Marcio da Costa ist Portfoliomanager bei Bantleon.  | © Bantleon

Marcio da Costa ist Portfoliomanager bei Bantleon. Foto: Bantleon

Der öffentliche Druck auf die Bundesregierung, Investitionen in Klimaschutzprojekte zu erhöhen, ist in den vergangenen Monaten gestiegen. Nachdem sich bereits mehrere Länder der Eurozone im Green-Bond-Markt engagiert haben, sieht sich nun auch die Bundesrepublik Deutschland gedrängt, einen ersten Green Bond zu begeben.

Positiv ist, dass die deutsche Finanzagentur bereits ein konkretes Konzept zur Emission einer grünen Anleihe vorgestellt hat. Details wie Emissionsvolumen und Zeitpunkt sind allerdings noch nicht bekannt. Auf jeden Fall verbessert die grüne Bundesanleihe die Diversifikationsmöglichkeit in Bezug auf die Emittenten und Anleihenlaufzeiten am Green-Bond-Markt.

Die Auswahl an Green-Bond-Investitionen ist wegen des noch geringen Anteils der grünen Anleihen am gesamten Euro-Anleihenmarkt mit etwa 1,6 Prozent noch eingeschränkt. Wegen der hohen Nachfrage nach klimafreundlichen Schuldverschreibungen kann das zu Preisverzerrungen und Fehlallokationen am Markt führen. Aktuell spiegelt sich dies bei einigen Emittenten in Form einer leicht tieferen Verzinsung gegenüber konventionellen Anleihen wider. Die grüne deutsche Bundesanleihe sollte sich aufgrund des knappen Angebots also einer regen Nachfrage erfreuen und das knappe Angebot etwas erweitern.

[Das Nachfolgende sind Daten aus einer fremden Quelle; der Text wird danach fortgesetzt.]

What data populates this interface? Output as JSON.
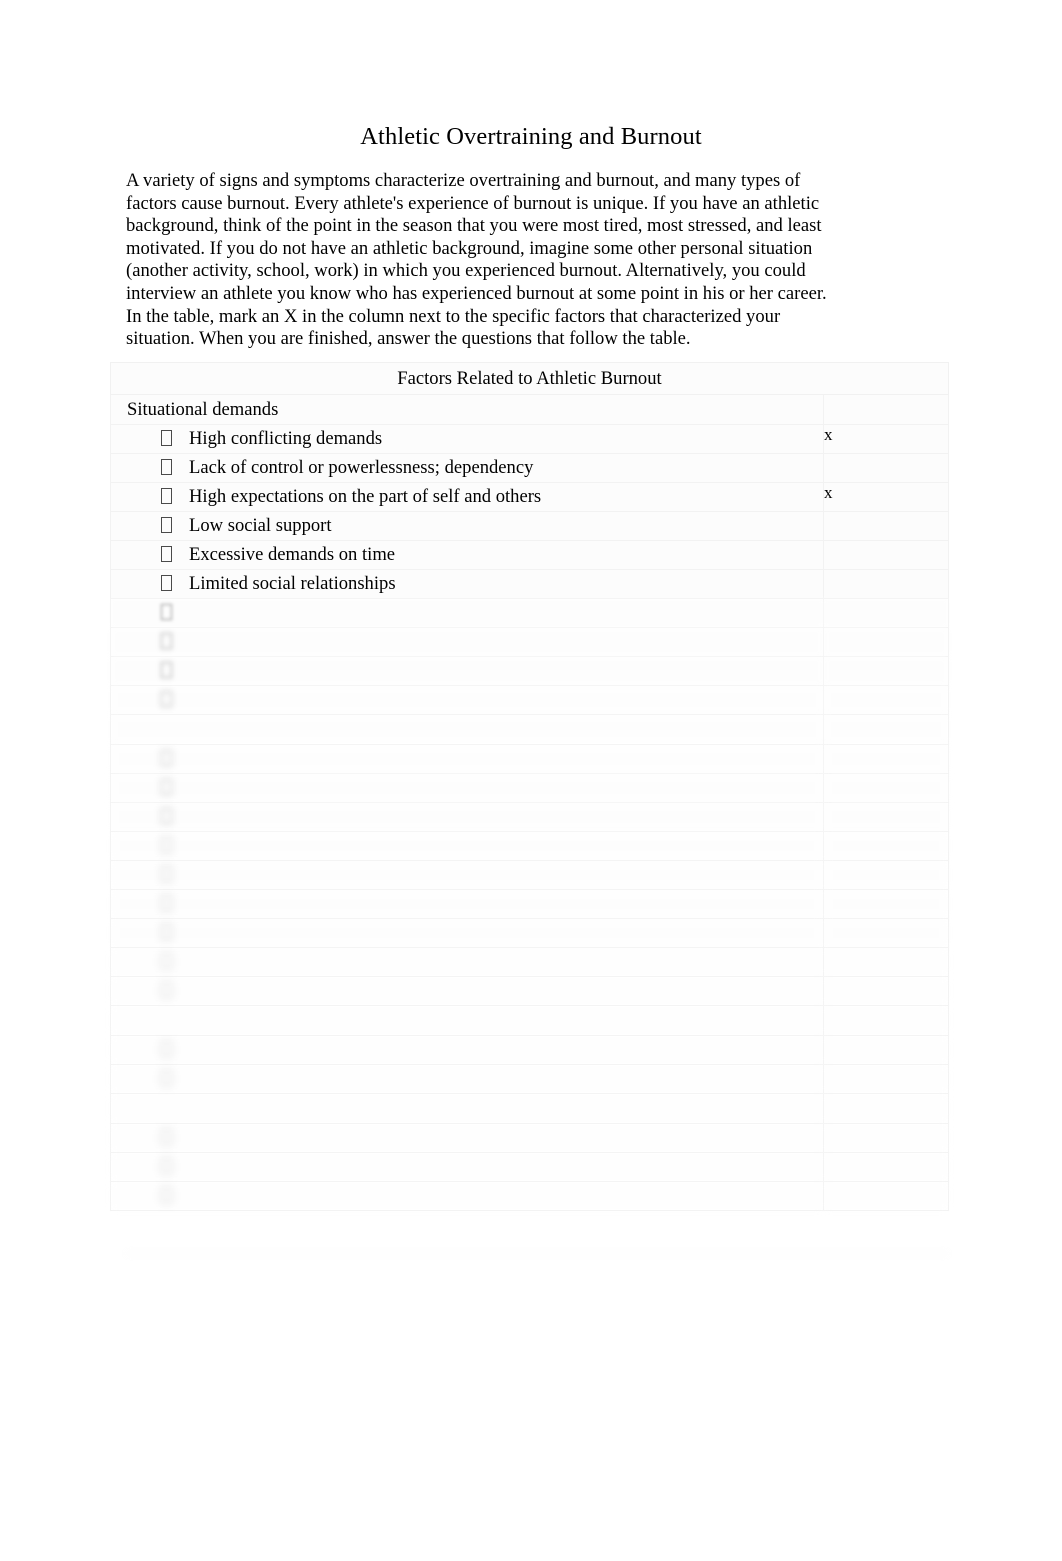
{
  "document": {
    "title": "Athletic Overtraining and Burnout",
    "intro_paragraphs": [
      "A variety of signs and symptoms characterize overtraining and burnout, and many types of factors cause burnout. Every athlete's experience of burnout is unique. If you have an athletic background, think of the point in the season that you were most tired, most stressed, and least motivated. If you do not have an athletic background, imagine some other personal situation (another activity, school, work) in which you experienced burnout. Alternatively, you could interview an athlete you know who has experienced burnout at some point in his or her career.",
      "In the table, mark an X in the column next to the specific factors that characterized your situation. When you are finished, answer the questions that follow the table."
    ]
  },
  "table": {
    "caption": "Factors Related to Athletic Burnout",
    "mark_symbol": "x",
    "bullet_glyph": "missing-glyph-box",
    "rows": [
      {
        "kind": "section",
        "label": "Situational demands",
        "mark": "",
        "legibility": "clear"
      },
      {
        "kind": "item",
        "label": "High conflicting demands",
        "mark": "x",
        "legibility": "clear"
      },
      {
        "kind": "item",
        "label": "Lack of control or powerlessness; dependency",
        "mark": "",
        "legibility": "clear"
      },
      {
        "kind": "item",
        "label": "High expectations on the part of self and others",
        "mark": "x",
        "legibility": "clear"
      },
      {
        "kind": "item",
        "label": "Low social support",
        "mark": "",
        "legibility": "clear"
      },
      {
        "kind": "item",
        "label": "Excessive demands on time",
        "mark": "",
        "legibility": "clear"
      },
      {
        "kind": "item",
        "label": "Limited social relationships",
        "mark": "",
        "legibility": "clear"
      },
      {
        "kind": "item",
        "label": "",
        "mark": "",
        "legibility": "blurred",
        "blur": "b1"
      },
      {
        "kind": "item",
        "label": "",
        "mark": "",
        "legibility": "blurred",
        "blur": "b2"
      },
      {
        "kind": "item",
        "label": "",
        "mark": "",
        "legibility": "blurred",
        "blur": "b2"
      },
      {
        "kind": "item",
        "label": "",
        "mark": "",
        "legibility": "blurred",
        "blur": "b3"
      },
      {
        "kind": "section",
        "label": "",
        "mark": "",
        "legibility": "blurred",
        "blur": "b3"
      },
      {
        "kind": "item",
        "label": "",
        "mark": "",
        "legibility": "blurred",
        "blur": "b4"
      },
      {
        "kind": "item",
        "label": "",
        "mark": "",
        "legibility": "blurred",
        "blur": "b4"
      },
      {
        "kind": "item",
        "label": "",
        "mark": "",
        "legibility": "blurred",
        "blur": "b4"
      },
      {
        "kind": "item",
        "label": "",
        "mark": "",
        "legibility": "blurred",
        "blur": "b5"
      },
      {
        "kind": "item",
        "label": "",
        "mark": "",
        "legibility": "blurred",
        "blur": "b5"
      },
      {
        "kind": "item",
        "label": "",
        "mark": "",
        "legibility": "blurred",
        "blur": "b5"
      },
      {
        "kind": "item",
        "label": "",
        "mark": "",
        "legibility": "blurred",
        "blur": "b5"
      },
      {
        "kind": "item",
        "label": "",
        "mark": "",
        "legibility": "blurred",
        "blur": "b6"
      },
      {
        "kind": "item",
        "label": "",
        "mark": "",
        "legibility": "blurred",
        "blur": "b6"
      },
      {
        "kind": "section",
        "label": "",
        "mark": "",
        "legibility": "blurred",
        "blur": "b6"
      },
      {
        "kind": "item",
        "label": "",
        "mark": "",
        "legibility": "blurred",
        "blur": "b6"
      },
      {
        "kind": "item",
        "label": "",
        "mark": "",
        "legibility": "blurred",
        "blur": "b6"
      },
      {
        "kind": "section",
        "label": "",
        "mark": "",
        "legibility": "blurred",
        "blur": "b6"
      },
      {
        "kind": "item",
        "label": "",
        "mark": "",
        "legibility": "blurred",
        "blur": "b6"
      },
      {
        "kind": "item",
        "label": "",
        "mark": "",
        "legibility": "blurred",
        "blur": "b6"
      },
      {
        "kind": "item",
        "label": "",
        "mark": "",
        "legibility": "blurred",
        "blur": "b6"
      }
    ]
  },
  "footer": {
    "line1": "",
    "line2": "",
    "page_number": ""
  }
}
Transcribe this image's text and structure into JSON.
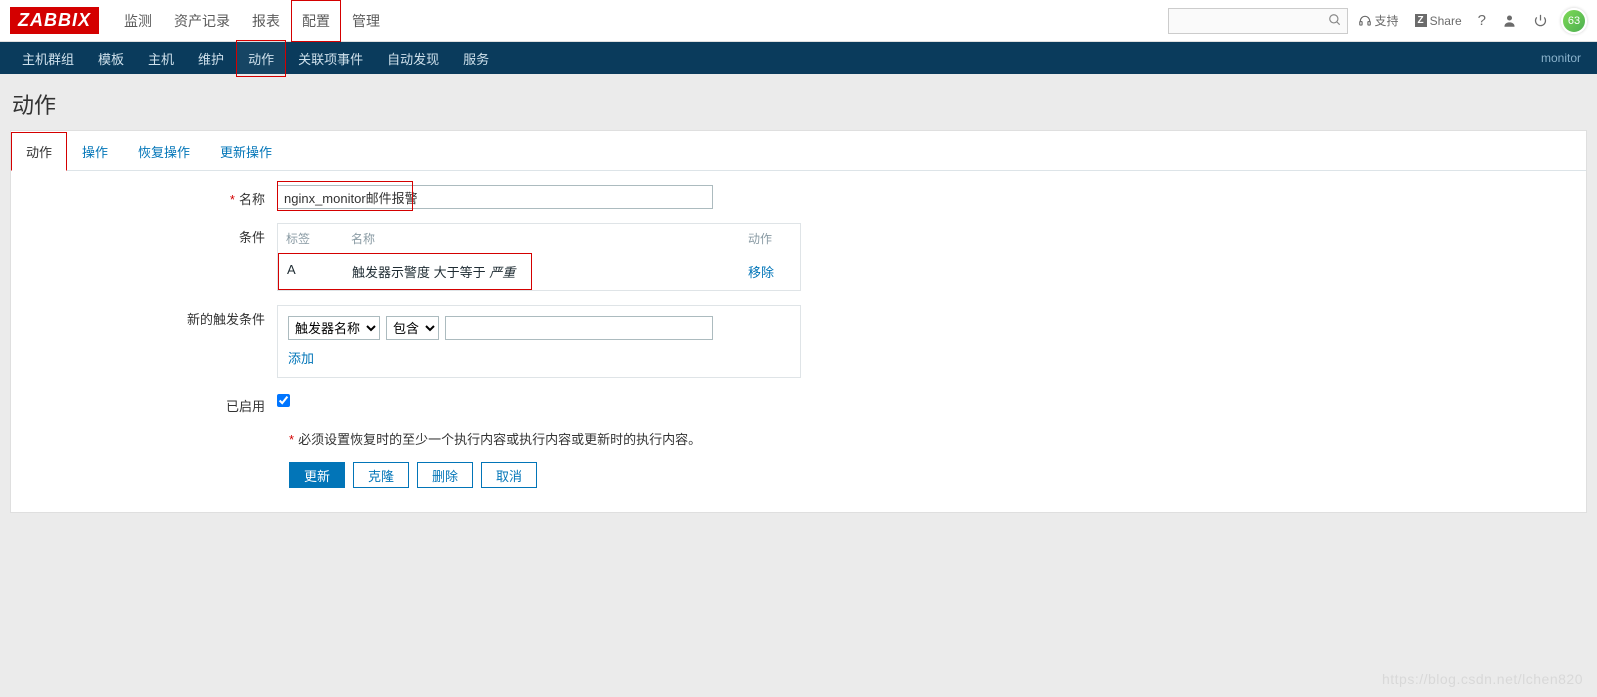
{
  "brand": "ZABBIX",
  "top_menu": [
    "监测",
    "资产记录",
    "报表",
    "配置",
    "管理"
  ],
  "top_menu_active_index": 3,
  "top_right": {
    "support": "支持",
    "share": "Share",
    "badge": "63"
  },
  "sub_menu": [
    "主机群组",
    "模板",
    "主机",
    "维护",
    "动作",
    "关联项事件",
    "自动发现",
    "服务"
  ],
  "sub_menu_active_index": 4,
  "sub_right": "monitor",
  "page_title": "动作",
  "tabs": [
    "动作",
    "操作",
    "恢复操作",
    "更新操作"
  ],
  "tabs_active_index": 0,
  "form": {
    "name_label": "名称",
    "name_value": "nginx_monitor邮件报警",
    "conditions_label": "条件",
    "conditions_header": {
      "tag": "标签",
      "name": "名称",
      "action": "动作"
    },
    "condition_rows": [
      {
        "tag": "A",
        "name_prefix": "触发器示警度 大于等于 ",
        "name_italic": "严重",
        "action": "移除"
      }
    ],
    "new_condition_label": "新的触发条件",
    "new_condition_type_options": [
      "触发器名称"
    ],
    "new_condition_op_options": [
      "包含"
    ],
    "new_condition_value": "",
    "add_link": "添加",
    "enabled_label": "已启用",
    "enabled_checked": true,
    "warning": "必须设置恢复时的至少一个执行内容或执行内容或更新时的执行内容。",
    "buttons": {
      "update": "更新",
      "clone": "克隆",
      "delete": "删除",
      "cancel": "取消"
    }
  },
  "watermark": "https://blog.csdn.net/lchen820"
}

Abweichende Struktur hat ihre Tücken

Im Gegensatz zu den bisher am Markt etablierten Green Bonds plant der deutsche Staat eine besondere Ausgestaltung des grünen Debüts, nämlich die Aufteilung des Papiers in eine konventionelle deutsche Staatsanleihe und eine grüne Anleihe mit identischen Ausgestaltungsmerkmalen. Um eine vergleichbare Liquidität zu gewährleisten, soll das grüne Papier jederzeit in die großvolumigere konventionelle Anleihe umgetauscht werden können.

Das Vorhaben birgt allerdings Tücken. Die Emission zweier Wertpapiere führt zu einer höheren Komplexität, was gerade Privatanleger von der Emission fernhalten dürfte. Zudem ist die jederzeitige Konvertierbarkeit der grünen Anleihe in eine konventionelle Anleihe ein neues Ausstattungsmerkmal.

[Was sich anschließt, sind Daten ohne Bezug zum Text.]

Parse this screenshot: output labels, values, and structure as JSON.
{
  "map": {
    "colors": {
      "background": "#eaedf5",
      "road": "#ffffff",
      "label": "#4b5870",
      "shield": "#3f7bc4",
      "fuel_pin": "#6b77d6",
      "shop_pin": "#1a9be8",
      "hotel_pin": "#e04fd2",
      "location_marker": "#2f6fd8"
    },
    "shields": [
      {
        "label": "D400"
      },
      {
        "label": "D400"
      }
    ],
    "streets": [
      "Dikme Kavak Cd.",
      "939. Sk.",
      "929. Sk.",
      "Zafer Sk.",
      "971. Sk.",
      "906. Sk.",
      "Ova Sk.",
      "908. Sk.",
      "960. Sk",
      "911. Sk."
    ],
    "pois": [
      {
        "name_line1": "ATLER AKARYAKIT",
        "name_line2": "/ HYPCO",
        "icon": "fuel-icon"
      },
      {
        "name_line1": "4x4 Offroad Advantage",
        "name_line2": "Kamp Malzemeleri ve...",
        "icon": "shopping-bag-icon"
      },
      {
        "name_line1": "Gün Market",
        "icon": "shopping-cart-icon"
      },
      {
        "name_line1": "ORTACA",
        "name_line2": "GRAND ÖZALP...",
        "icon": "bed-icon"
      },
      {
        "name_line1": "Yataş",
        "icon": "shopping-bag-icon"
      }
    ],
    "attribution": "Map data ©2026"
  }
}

Investoren mit sehr strikten Anlagerichtlinien könnte es gar verboten sein, in solche konvertierbaren Anleihen zu investieren. Aufgrund der ohnehin sehr hohen Liquidität deutscher Staatsanleihen ist – trotz der geringeren Emissionsgröße des Green Bonds – keine abweichende Struktur nötig. Die deutsche Finanzagentur kann zudem im Rahmen ihrer freiwilligen Marktpflege (Market Making) für eine ausreichende Preisstellung für die Anleihe sorgen.

Kritiker könnten der Bundesfinanzagentur Greenwashing vorwerfen

Ein weiteres Problem könnte der Vorwurf des Greenwashings sein. Damit ist der Versuch gemeint, durch Marketing- und PR-Maßnahmen ein grünes und nachhaltiges Image zu erlangen. Die derzeitige Haushaltspolitik der schwarzen Null in Deutschland verhindert durch die limitierte Neuverschuldung die Finanzierung neuer klimafreundlicher Projekte. Folglich werden keine neuen Vorhaben finanziert, sondern bestehende nachhaltige Projekte umgeschuldet und damit als „grün“ deklariert. Solange an dieser Haushaltspolitik festgehalten wird, dürfte sich die deutsche Finanzagentur daher mit dem Vorwurf des Greenwashings konfrontiert sehen.